By Zahra Ismail, IPJ Program Officer
“I’ve never been in the same room as a police officer — and it’s terrifying,” confided a youth participant as our police-youth forum began.
The moment had finally arrived for bringing the young people involved in our electoral violence prevention project together with police, two key groups who fought pitched battles following the 2007 elections. The IPJ, in partnership with Cissta Kenya and Chemchemi Ya Ukweli, organized the forum on November 20 and 21. Youth from Korogocho, Kibera and Mathare had the opportunity to build bridges and collaborate with civil society organizations, high-level government officials and, most importantly, the police.
My arrival in Kenya was accompanied by an explosion of violence and escalating tensions between citizens and the police. The gruesome extrajudicial killing of a young man in one of Nairobi’s slum communities by two police officers came on the heels of a massacre of 42 police officers in the northwest of the country during a raid on a gang of cattle rustlers. In the same week, the vetting of officers for the top two posts in the Kenyan police force commenced, with recommendations heading to the president and prime minister’s offices for a final decision. Commentators on all fronts noted the importance of this selection, pointing to the dysfunction of the national police force in countering violence in recent months. The press was full of allegations of corruption, human rights abuses, extrajudicial killings, failed inquiries and lost public trust.
Our forum opened with inspirational words from 2012 IPJ Woman PeaceMaker Alice Nderitu, a commissioner in Kenya’s National Cohesion and Integration Commission (NCIC). “As the politicians build their alliances, we need to build ours,” she noted, urging the youth to come together and organize rather than antagonize. “We must not get caught up in messages of hate but speak up for each other and organize for a peaceful future together.”
This message carried on throughout the two days as participants voiced their fears, anger and frustration, while also being asked to challenge their views and think about their own biases.

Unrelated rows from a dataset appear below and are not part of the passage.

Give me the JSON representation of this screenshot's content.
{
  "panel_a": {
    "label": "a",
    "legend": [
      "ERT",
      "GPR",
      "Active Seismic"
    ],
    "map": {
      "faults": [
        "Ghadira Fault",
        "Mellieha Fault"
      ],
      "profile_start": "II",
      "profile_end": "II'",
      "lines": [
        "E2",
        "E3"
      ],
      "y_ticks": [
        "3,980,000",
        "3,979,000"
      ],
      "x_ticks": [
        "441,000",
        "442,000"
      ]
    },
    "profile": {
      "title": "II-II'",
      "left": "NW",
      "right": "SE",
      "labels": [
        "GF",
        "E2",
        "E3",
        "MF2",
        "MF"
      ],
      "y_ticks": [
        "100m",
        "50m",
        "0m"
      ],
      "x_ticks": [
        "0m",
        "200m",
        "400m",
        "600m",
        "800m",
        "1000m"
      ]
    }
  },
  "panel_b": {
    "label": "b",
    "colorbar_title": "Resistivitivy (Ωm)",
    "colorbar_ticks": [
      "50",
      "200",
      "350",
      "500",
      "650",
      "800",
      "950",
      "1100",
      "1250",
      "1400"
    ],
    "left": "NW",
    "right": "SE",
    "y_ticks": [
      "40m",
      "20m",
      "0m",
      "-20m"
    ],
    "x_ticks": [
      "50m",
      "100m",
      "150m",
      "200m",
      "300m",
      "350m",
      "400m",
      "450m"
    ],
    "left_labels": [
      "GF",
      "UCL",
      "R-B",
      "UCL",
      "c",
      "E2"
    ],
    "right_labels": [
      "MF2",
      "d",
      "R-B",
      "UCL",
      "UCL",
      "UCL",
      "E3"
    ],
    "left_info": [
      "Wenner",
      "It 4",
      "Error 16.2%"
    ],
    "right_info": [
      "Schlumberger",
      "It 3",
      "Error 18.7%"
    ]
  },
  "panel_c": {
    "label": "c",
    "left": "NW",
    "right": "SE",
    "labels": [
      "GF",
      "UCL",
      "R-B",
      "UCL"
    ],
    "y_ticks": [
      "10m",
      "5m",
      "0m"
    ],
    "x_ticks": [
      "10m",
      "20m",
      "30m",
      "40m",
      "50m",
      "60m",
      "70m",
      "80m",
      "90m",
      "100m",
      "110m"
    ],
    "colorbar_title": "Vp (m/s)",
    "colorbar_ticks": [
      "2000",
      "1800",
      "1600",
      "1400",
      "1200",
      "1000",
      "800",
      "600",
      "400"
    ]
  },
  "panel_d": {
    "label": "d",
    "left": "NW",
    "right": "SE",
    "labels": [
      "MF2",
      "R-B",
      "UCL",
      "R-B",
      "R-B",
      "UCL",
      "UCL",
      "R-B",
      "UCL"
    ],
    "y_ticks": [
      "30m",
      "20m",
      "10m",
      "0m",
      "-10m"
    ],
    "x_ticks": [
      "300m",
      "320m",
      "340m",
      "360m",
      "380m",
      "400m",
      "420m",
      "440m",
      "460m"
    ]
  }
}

“Heal the Nation,” a documentary developed by the group Picha Mtaani (whose curated photography exhibit is currently on display at the IPJ), was screened during the forum, providing an eyewitness account of the violence that erupted after the December 2007 elections. Participants reflected on where they were at the time — and what they were doing. Many spoke of the fear they felt, while others shared how they had participated in the violence. Others voiced the need to be prepared for the upcoming elections.
Asked by Picha Mtaani facilitator Peter Mudamba how many of them thought there would be violence on March 4, 2013, the date of the next elections, more than half raised their hands. In the silence that followed, Mudamba quietly asked, “Who suffers if we engage in violence amongst ourselves? Who pays the price?”

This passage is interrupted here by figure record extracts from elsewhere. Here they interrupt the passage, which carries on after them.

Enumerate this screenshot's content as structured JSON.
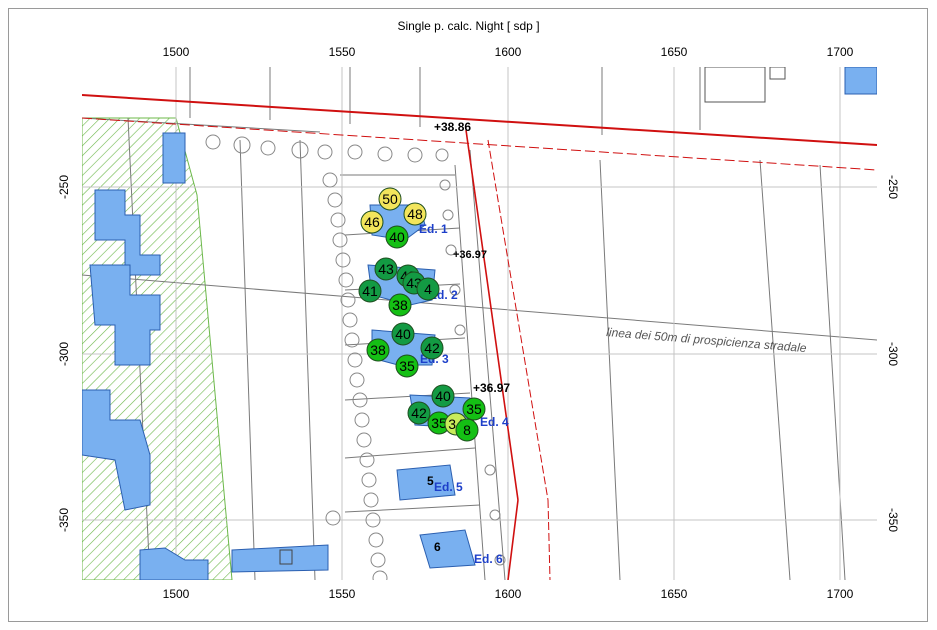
{
  "title": "Single p. calc. Night  [ sdp ]",
  "x_ticks": [
    "1500",
    "1550",
    "1600",
    "1650",
    "1700"
  ],
  "y_ticks": [
    "-250",
    "-300",
    "-350"
  ],
  "road_label": "linea dei 50m di prospicienza stradale",
  "elevation_labels": [
    "+38.86",
    "+36.97",
    "+36.97"
  ],
  "buildings": [
    {
      "name": "Ed. 1"
    },
    {
      "name": "Ed. 2"
    },
    {
      "name": "Ed. 3"
    },
    {
      "name": "Ed. 4"
    },
    {
      "name": "Ed. 5",
      "number": "5"
    },
    {
      "name": "Ed. 6",
      "number": "6"
    }
  ],
  "receivers": [
    {
      "value": "50",
      "level": "yellow"
    },
    {
      "value": "46",
      "level": "yellow"
    },
    {
      "value": "48",
      "level": "yellow"
    },
    {
      "value": "40",
      "level": "green"
    },
    {
      "value": "43",
      "level": "dark"
    },
    {
      "value": "43",
      "level": "dark"
    },
    {
      "value": "43",
      "level": "dark"
    },
    {
      "value": "41",
      "level": "dark"
    },
    {
      "value": "4",
      "level": "dark"
    },
    {
      "value": "38",
      "level": "green"
    },
    {
      "value": "40",
      "level": "dark"
    },
    {
      "value": "38",
      "level": "green"
    },
    {
      "value": "42",
      "level": "dark"
    },
    {
      "value": "35",
      "level": "green"
    },
    {
      "value": "40",
      "level": "dark"
    },
    {
      "value": "42",
      "level": "dark"
    },
    {
      "value": "35",
      "level": "green"
    },
    {
      "value": "35",
      "level": "green"
    },
    {
      "value": "34",
      "level": "lightgreen"
    },
    {
      "value": "8",
      "level": "green"
    }
  ],
  "colors": {
    "building_fill": "#79b0f0",
    "building_stroke": "#2b5fb0",
    "road_red": "#d01010",
    "hatch_green": "#6cb84a",
    "yellow": "#f2e55c",
    "green": "#14c014",
    "dark": "#139a43",
    "lightgreen": "#c8ec5a",
    "grid": "#bdbdbd"
  }
}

The day continued with a panel, including Administrative Police Officer Richard Ngumo, who explained in detail the community policing process designed to respond to the tensions of the prior polls. He later replied to some of the issues raised by youth participants, promising to speak with others to address the specific challenges they identified. “This is really good by the way, what we have started here today,” he noted. “Young people must find ways to work with the police. We need to do much more of this.”His sentiments were echoed by speaker after speaker, including Tom Kagwe from the Independent Police Oversight Authority, Caleb Wauga from Usalama Reforms Forum, and Guyo Liban from the NCIC. Liban appealed to youth to get involved in ensuring free and fair elections — but moreover, peaceful elections. “No single institution can prevent violence in 2013,” he shared. “It is a collaborative work, and it is up to each and every Kenyan — including those of you in this room — to take action for peaceful elections.”

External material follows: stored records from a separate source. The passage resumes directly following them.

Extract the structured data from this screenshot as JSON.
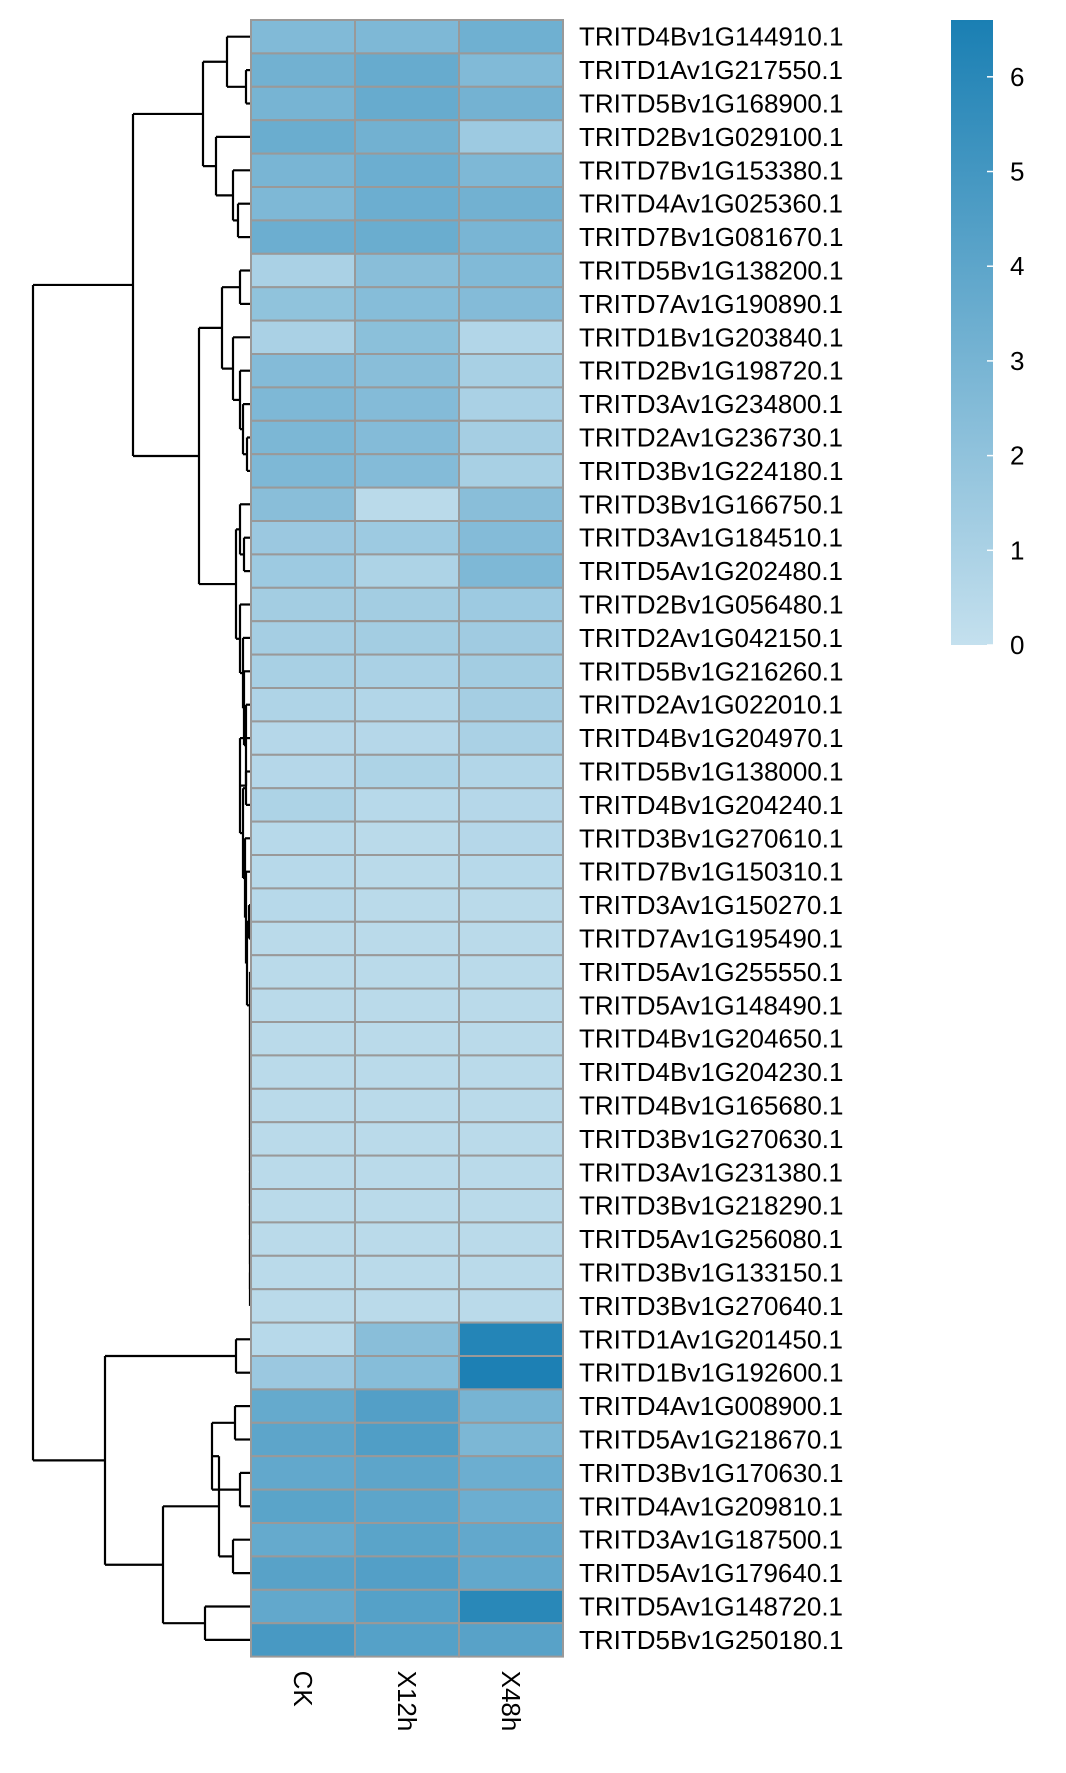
{
  "chart_data": {
    "type": "heatmap",
    "title": "",
    "xlabel": "",
    "ylabel": "",
    "columns": [
      "CK",
      "X12h",
      "X48h"
    ],
    "rows": [
      "TRITD4Bv1G144910.1",
      "TRITD1Av1G217550.1",
      "TRITD5Bv1G168900.1",
      "TRITD2Bv1G029100.1",
      "TRITD7Bv1G153380.1",
      "TRITD4Av1G025360.1",
      "TRITD7Bv1G081670.1",
      "TRITD5Bv1G138200.1",
      "TRITD7Av1G190890.1",
      "TRITD1Bv1G203840.1",
      "TRITD2Bv1G198720.1",
      "TRITD3Av1G234800.1",
      "TRITD2Av1G236730.1",
      "TRITD3Bv1G224180.1",
      "TRITD3Bv1G166750.1",
      "TRITD3Av1G184510.1",
      "TRITD5Av1G202480.1",
      "TRITD2Bv1G056480.1",
      "TRITD2Av1G042150.1",
      "TRITD5Bv1G216260.1",
      "TRITD2Av1G022010.1",
      "TRITD4Bv1G204970.1",
      "TRITD5Bv1G138000.1",
      "TRITD4Bv1G204240.1",
      "TRITD3Bv1G270610.1",
      "TRITD7Bv1G150310.1",
      "TRITD3Av1G150270.1",
      "TRITD7Av1G195490.1",
      "TRITD5Av1G255550.1",
      "TRITD5Av1G148490.1",
      "TRITD4Bv1G204650.1",
      "TRITD4Bv1G204230.1",
      "TRITD4Bv1G165680.1",
      "TRITD3Bv1G270630.1",
      "TRITD3Av1G231380.1",
      "TRITD3Bv1G218290.1",
      "TRITD5Av1G256080.1",
      "TRITD3Bv1G133150.1",
      "TRITD3Bv1G270640.1",
      "TRITD1Av1G201450.1",
      "TRITD1Bv1G192600.1",
      "TRITD4Av1G008900.1",
      "TRITD5Av1G218670.1",
      "TRITD3Bv1G170630.1",
      "TRITD4Av1G209810.1",
      "TRITD3Av1G187500.1",
      "TRITD5Av1G179640.1",
      "TRITD5Av1G148720.1",
      "TRITD5Bv1G250180.1"
    ],
    "values": [
      [
        2.6,
        2.7,
        3.3
      ],
      [
        3.2,
        3.6,
        2.6
      ],
      [
        3.0,
        3.6,
        3.1
      ],
      [
        3.5,
        3.2,
        1.5
      ],
      [
        2.9,
        3.4,
        2.7
      ],
      [
        2.7,
        3.4,
        3.2
      ],
      [
        3.4,
        3.5,
        2.9
      ],
      [
        1.0,
        2.3,
        2.6
      ],
      [
        2.0,
        2.4,
        2.5
      ],
      [
        1.0,
        2.2,
        0.7
      ],
      [
        2.5,
        2.3,
        1.1
      ],
      [
        2.7,
        2.5,
        1.0
      ],
      [
        2.8,
        2.5,
        1.2
      ],
      [
        2.7,
        2.5,
        1.1
      ],
      [
        2.3,
        0.4,
        2.3
      ],
      [
        1.6,
        1.5,
        2.5
      ],
      [
        1.5,
        0.9,
        2.7
      ],
      [
        1.3,
        1.3,
        1.5
      ],
      [
        1.2,
        1.3,
        1.4
      ],
      [
        1.1,
        1.0,
        1.3
      ],
      [
        0.8,
        0.7,
        1.2
      ],
      [
        0.6,
        0.6,
        1.0
      ],
      [
        0.6,
        0.9,
        0.7
      ],
      [
        0.9,
        0.5,
        0.6
      ],
      [
        0.5,
        0.4,
        0.6
      ],
      [
        0.5,
        0.4,
        0.5
      ],
      [
        0.5,
        0.4,
        0.4
      ],
      [
        0.4,
        0.4,
        0.4
      ],
      [
        0.4,
        0.4,
        0.4
      ],
      [
        0.4,
        0.4,
        0.4
      ],
      [
        0.4,
        0.4,
        0.4
      ],
      [
        0.4,
        0.4,
        0.4
      ],
      [
        0.4,
        0.4,
        0.4
      ],
      [
        0.4,
        0.4,
        0.4
      ],
      [
        0.4,
        0.4,
        0.4
      ],
      [
        0.4,
        0.4,
        0.4
      ],
      [
        0.4,
        0.4,
        0.4
      ],
      [
        0.4,
        0.4,
        0.4
      ],
      [
        0.4,
        0.4,
        0.4
      ],
      [
        0.5,
        2.3,
        6.2
      ],
      [
        1.6,
        2.4,
        6.5
      ],
      [
        3.7,
        4.4,
        3.0
      ],
      [
        4.0,
        4.5,
        2.8
      ],
      [
        3.8,
        4.0,
        3.4
      ],
      [
        4.1,
        4.0,
        3.4
      ],
      [
        3.7,
        4.1,
        3.8
      ],
      [
        4.2,
        4.4,
        3.8
      ],
      [
        3.8,
        4.3,
        6.0
      ],
      [
        4.8,
        4.3,
        4.2
      ]
    ],
    "color_scale": {
      "min": 0,
      "max": 6.6,
      "low_color": "#c4e0ee",
      "high_color": "#1a7fb3",
      "ticks": [
        "0",
        "1",
        "2",
        "3",
        "4",
        "5",
        "6"
      ],
      "legend_position": "top-right"
    },
    "row_dendrogram": "left",
    "cell_border_color": "#999999"
  }
}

As is typical for such events, there was much sharing of what the other side should be doing. However, at this forum, each speaker acknowledged the faults and challenges of its own side. “It is not enough to point fingers,” Wauga told those gathered. “We must recognize that we don’t always understand the appropriate processes, and what is going on for the other.”
As the forum came to a close, one of the youth participants rose to share his thoughts from the two days. “We need more opportunities to interact with the people we fear,” he said. “This forum was very unique in providing such an opportunity, and we need to take that and build on it.”
Coming together was only the beginning. Plans for further collaboration between police and youth at the local level were developed during the two days, with a commitment and request from the youth to implement them over the next few months. Intended activities include police-youth soccer matches, trainings by youth for the police on nonviolence, joint peace walks and facilitated dialogue sessions between the youth and police.
As we move toward the March 2013 elections, the commitment and resolve of those willing to come together and take action will be tested. But only by communities and security agencies working with one another can attitudes change, behaviors shift and violence be prevented.
Update: Zahra Ismail, program officer, is in Kenya from February 28 to March 7 as a short-term election observer with the Carter Center’s International Election Observation Mission. Ismail heads the IPJ’s Kenya Violence Prevention Project, which builds community capacity in violence prevention in three vulnerable communities in Nairobi. Elections take place on March 4.